I bought a 3DS XL sometimes last year. It was under $200.
After seeing the surge in demand, I feel lucky that I bought it when I did. I also decided to take it out and play some animal crossing new leaf for the first time and I’m really enjoying it.
I sometimes wonder if I should have bought the “new” variant back then, but they were much more expensive and I’m still not sure if the performance improvements would have been worth it.
I’m basically just using not for ds and 3ds games, so, I’m guessing the power difference would not really matter.
rezz@lemmy.world 3 weeks ago
New2DSXL is what you want. And a back up motherboard in case yours fails and needs to replace.
It’s the goat pirate/homebrew console. Pretendo is thriving.
Goretantath@lemmy.world 3 weeks ago
Without 3D its not worth having a physical console when everything else can be emulated extremely reliably everywhere else and 3DS games are getting better emulated day by day. Its like if you bought a SNES but played it on a shity LCD TV.
squaresinger@lemmy.world 3 weeks ago
The (New) 3DS XL has quite nice haptics, and emulating the dual-screen setup is a little awkward especially handheld.
Apart from that I agree with you.
It was worth getting a second-hand New 3DS XL for €100 a few years ago, but the prices people talk about here are just not worth it.

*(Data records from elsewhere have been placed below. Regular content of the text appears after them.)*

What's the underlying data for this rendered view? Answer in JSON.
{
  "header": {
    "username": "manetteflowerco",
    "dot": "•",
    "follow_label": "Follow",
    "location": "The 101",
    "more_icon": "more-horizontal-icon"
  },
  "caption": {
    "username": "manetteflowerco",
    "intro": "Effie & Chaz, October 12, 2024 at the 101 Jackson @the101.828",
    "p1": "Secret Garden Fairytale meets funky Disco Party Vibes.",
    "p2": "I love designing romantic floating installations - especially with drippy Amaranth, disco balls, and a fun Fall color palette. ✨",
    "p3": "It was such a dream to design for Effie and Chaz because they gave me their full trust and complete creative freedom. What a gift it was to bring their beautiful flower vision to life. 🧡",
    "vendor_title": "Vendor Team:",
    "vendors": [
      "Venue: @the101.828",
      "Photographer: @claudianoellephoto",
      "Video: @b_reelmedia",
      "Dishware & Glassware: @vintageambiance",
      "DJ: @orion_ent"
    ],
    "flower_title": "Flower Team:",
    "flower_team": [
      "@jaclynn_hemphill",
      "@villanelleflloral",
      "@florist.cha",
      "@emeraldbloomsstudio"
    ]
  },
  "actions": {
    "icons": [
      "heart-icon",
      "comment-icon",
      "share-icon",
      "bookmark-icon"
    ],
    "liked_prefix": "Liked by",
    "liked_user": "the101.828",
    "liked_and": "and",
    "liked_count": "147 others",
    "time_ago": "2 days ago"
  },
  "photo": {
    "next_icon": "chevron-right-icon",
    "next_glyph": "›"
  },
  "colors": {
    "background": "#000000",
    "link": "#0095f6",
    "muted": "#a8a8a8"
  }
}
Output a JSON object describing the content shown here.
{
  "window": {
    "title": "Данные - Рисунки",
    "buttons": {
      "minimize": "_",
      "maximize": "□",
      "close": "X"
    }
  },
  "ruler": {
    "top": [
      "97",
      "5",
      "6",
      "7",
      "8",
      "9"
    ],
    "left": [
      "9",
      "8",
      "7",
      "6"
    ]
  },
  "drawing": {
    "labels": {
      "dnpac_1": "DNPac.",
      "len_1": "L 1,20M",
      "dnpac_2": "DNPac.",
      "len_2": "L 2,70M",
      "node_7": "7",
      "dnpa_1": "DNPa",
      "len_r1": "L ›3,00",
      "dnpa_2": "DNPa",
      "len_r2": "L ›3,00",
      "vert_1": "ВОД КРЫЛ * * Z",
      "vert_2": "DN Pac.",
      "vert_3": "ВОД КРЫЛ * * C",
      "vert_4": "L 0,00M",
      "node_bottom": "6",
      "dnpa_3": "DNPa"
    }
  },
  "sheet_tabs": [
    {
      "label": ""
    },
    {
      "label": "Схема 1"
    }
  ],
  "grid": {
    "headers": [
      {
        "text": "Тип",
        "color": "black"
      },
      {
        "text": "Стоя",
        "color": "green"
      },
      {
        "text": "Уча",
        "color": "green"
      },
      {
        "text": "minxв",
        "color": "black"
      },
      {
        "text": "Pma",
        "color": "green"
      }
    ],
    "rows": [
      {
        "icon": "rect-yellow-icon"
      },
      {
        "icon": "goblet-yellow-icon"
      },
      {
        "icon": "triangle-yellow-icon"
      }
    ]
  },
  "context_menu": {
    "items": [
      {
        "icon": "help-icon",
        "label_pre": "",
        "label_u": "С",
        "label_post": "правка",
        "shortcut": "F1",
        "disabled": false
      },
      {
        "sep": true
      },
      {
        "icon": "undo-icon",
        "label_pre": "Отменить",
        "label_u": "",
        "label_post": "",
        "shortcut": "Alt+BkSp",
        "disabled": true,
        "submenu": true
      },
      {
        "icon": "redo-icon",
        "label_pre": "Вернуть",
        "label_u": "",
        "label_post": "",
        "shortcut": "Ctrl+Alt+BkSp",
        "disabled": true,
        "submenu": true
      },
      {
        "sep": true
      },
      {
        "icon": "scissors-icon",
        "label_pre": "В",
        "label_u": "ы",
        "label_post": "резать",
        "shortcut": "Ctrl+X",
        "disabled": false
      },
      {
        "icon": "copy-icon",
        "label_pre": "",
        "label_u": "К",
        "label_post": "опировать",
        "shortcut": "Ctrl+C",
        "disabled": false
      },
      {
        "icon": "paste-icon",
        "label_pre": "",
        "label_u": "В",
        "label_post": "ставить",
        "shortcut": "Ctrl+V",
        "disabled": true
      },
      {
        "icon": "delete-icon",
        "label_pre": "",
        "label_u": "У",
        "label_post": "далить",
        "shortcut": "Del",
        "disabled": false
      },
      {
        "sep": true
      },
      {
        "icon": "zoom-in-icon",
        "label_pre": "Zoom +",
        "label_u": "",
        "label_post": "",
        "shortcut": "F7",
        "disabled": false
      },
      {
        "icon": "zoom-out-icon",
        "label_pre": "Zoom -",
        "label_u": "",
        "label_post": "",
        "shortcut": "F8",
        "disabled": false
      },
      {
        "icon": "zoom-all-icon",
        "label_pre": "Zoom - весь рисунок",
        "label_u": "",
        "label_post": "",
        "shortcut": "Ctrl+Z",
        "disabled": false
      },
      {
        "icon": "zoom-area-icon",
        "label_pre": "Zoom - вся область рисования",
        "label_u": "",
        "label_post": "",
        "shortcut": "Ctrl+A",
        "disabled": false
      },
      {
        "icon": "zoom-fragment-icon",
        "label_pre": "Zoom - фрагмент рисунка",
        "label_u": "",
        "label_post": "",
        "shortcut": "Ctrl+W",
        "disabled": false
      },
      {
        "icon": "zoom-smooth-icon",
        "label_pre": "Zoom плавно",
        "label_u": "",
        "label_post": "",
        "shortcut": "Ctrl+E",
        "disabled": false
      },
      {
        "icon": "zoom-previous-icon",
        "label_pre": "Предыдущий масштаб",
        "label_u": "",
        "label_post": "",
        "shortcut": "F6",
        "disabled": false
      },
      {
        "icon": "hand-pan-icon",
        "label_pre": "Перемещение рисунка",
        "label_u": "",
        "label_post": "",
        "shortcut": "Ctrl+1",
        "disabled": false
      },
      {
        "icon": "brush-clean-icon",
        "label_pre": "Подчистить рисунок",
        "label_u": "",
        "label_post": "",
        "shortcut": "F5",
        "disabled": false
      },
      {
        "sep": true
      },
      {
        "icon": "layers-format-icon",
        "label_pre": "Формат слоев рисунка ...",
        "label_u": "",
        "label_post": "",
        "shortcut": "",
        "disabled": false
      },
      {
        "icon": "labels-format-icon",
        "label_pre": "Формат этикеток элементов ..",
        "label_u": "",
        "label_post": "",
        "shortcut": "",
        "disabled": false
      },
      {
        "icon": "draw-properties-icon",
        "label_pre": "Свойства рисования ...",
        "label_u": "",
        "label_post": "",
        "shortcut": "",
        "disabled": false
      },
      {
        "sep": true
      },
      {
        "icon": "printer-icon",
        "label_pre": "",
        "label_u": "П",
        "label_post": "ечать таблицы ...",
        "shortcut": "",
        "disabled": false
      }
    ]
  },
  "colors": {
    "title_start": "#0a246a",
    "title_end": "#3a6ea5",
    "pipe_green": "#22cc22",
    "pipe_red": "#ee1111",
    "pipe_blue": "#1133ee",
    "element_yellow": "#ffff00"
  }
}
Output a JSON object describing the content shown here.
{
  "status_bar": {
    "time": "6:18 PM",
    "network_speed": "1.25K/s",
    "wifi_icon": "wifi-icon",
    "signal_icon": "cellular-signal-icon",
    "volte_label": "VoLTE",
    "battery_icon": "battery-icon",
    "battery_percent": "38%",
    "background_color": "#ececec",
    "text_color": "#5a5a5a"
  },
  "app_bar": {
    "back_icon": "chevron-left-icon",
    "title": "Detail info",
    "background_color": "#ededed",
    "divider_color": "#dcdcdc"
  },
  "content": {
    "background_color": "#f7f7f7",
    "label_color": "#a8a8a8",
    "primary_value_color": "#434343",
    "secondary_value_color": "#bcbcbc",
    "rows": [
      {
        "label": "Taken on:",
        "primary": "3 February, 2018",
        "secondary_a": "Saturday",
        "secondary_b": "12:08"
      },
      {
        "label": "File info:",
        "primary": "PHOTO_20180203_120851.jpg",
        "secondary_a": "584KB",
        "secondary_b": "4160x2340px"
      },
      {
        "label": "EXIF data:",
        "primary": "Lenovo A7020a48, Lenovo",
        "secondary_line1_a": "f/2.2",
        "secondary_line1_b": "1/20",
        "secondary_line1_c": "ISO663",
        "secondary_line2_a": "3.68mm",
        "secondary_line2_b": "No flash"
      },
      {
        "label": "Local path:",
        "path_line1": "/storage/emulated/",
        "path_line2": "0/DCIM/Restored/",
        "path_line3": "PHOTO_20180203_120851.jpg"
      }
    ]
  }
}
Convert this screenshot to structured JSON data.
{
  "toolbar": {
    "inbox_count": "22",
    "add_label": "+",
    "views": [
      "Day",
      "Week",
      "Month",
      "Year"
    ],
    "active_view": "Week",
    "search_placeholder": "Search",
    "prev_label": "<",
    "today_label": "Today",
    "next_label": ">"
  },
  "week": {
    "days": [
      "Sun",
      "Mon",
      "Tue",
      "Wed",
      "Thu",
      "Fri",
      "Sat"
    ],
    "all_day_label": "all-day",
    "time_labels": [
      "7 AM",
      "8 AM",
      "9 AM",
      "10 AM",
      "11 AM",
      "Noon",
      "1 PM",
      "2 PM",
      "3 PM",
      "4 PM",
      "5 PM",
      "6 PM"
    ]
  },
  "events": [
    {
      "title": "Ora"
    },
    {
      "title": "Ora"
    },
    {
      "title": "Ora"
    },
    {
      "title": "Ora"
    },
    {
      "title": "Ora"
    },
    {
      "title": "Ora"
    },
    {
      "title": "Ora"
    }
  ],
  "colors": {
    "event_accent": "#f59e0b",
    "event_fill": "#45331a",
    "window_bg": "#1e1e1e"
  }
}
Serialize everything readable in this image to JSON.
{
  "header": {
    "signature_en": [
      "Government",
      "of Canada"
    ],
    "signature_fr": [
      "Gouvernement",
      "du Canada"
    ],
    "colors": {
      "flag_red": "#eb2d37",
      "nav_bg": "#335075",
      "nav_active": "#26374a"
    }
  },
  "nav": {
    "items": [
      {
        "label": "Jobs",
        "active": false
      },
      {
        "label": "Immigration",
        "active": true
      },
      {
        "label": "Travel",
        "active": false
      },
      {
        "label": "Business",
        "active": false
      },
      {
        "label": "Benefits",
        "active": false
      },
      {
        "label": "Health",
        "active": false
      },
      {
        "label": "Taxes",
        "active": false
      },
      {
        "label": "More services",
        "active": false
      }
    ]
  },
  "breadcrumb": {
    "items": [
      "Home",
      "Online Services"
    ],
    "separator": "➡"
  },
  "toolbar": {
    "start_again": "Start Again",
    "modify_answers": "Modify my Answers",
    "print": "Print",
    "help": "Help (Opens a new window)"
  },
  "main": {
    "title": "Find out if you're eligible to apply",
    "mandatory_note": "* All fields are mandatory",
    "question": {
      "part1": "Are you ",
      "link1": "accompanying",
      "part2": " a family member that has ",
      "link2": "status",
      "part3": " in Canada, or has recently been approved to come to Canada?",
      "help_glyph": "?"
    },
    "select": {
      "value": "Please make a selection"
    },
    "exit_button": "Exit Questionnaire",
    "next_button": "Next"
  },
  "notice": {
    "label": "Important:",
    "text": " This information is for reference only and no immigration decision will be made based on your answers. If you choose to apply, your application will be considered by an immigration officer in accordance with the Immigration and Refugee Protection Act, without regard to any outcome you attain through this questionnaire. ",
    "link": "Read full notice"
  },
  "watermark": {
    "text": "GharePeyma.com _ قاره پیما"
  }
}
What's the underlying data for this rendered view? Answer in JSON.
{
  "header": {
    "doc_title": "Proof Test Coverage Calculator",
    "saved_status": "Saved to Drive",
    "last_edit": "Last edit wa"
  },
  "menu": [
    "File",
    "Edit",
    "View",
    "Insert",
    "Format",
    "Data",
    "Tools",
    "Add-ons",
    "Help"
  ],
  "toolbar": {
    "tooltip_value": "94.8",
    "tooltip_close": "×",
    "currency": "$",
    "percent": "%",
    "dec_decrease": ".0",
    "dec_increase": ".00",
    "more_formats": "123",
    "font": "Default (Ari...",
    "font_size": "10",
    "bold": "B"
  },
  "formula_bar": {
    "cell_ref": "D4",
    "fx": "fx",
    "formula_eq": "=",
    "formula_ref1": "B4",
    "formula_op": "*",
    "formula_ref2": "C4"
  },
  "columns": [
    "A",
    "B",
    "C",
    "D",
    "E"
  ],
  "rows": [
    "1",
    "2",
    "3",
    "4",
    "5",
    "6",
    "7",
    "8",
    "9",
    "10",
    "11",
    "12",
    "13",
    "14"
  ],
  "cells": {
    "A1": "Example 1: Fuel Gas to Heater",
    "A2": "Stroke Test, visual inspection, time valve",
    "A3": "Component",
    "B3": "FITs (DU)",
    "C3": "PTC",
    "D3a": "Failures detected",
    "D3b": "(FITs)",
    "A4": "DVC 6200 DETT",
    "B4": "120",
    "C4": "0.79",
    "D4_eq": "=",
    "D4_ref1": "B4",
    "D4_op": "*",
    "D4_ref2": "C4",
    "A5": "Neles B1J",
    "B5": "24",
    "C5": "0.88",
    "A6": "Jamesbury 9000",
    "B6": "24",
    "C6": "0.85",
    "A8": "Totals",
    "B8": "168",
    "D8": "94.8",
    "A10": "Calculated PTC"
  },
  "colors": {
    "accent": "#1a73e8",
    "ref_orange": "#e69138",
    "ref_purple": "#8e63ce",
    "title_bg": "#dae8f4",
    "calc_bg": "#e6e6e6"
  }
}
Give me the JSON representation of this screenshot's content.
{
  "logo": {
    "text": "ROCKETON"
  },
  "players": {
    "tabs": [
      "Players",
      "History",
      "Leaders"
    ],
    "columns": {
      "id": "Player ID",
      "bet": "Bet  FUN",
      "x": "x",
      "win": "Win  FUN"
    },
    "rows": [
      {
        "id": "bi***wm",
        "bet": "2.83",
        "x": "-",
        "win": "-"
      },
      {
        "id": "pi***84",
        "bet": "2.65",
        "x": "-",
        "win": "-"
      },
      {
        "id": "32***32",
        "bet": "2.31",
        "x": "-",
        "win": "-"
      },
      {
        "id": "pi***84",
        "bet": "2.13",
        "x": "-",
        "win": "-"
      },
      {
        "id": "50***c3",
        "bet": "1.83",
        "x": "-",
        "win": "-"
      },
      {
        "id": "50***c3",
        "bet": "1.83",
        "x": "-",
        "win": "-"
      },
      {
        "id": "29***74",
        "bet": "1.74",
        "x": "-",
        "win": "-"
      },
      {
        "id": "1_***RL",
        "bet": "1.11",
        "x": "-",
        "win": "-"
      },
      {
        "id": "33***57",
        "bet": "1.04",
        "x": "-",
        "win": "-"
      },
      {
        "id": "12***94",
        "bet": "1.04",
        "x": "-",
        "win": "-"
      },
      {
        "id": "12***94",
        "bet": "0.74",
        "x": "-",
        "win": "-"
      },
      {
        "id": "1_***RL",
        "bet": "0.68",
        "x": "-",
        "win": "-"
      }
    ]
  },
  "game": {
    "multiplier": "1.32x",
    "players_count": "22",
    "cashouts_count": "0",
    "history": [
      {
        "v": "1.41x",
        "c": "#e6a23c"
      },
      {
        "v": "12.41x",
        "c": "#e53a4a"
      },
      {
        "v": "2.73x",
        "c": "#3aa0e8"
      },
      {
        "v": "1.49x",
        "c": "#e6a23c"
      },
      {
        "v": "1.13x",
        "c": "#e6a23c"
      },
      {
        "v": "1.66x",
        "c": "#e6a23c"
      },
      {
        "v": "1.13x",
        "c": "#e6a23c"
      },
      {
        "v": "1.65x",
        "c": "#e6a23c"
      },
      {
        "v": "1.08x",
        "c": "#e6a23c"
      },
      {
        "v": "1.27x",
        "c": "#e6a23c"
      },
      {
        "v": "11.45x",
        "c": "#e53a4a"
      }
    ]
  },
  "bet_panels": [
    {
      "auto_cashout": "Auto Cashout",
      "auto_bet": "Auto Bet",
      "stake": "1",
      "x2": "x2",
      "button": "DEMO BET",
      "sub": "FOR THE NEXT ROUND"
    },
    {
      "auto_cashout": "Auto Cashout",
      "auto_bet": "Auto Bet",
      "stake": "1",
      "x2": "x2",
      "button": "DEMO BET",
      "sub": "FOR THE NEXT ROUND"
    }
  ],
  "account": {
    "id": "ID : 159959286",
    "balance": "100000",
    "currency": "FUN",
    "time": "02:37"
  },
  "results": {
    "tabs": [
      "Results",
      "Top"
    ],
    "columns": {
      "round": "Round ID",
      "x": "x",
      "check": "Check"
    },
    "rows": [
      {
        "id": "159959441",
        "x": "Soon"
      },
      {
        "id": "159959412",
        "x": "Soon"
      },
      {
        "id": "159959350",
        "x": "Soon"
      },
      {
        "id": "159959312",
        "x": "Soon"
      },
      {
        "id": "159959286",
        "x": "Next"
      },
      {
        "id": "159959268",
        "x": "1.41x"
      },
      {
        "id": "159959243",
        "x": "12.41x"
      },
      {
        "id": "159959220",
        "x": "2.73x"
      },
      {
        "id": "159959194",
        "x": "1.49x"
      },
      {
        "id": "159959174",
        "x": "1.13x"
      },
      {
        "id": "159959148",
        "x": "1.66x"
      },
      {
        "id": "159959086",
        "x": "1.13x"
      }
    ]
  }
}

Same holds true for old Gameboys and similar tech.
neon_nova@lemmy.dbzer0.com 3 weeks ago
Is the “new” version worth it if I already have an old 3ds xl?
Zedstrian@lemmy.dbzer0.com 3 weeks ago
The N3DS differences are one are improved 3D consistency via face tracking, a limited number of system exclusives (Minecraft, Fire Emblem Warriors, Runbow Pocket, Xenoblade Chronicles, and digital-only games), games with N3DS enhancements (including Hyrule Warriors and Monster Hunter 4 Ultimate, with most improvements being faster loading times, C-stick support (too small to be usable in my opinion), home menu access for certain games, and the ZR/ZL buttons), and the SNES virtual console.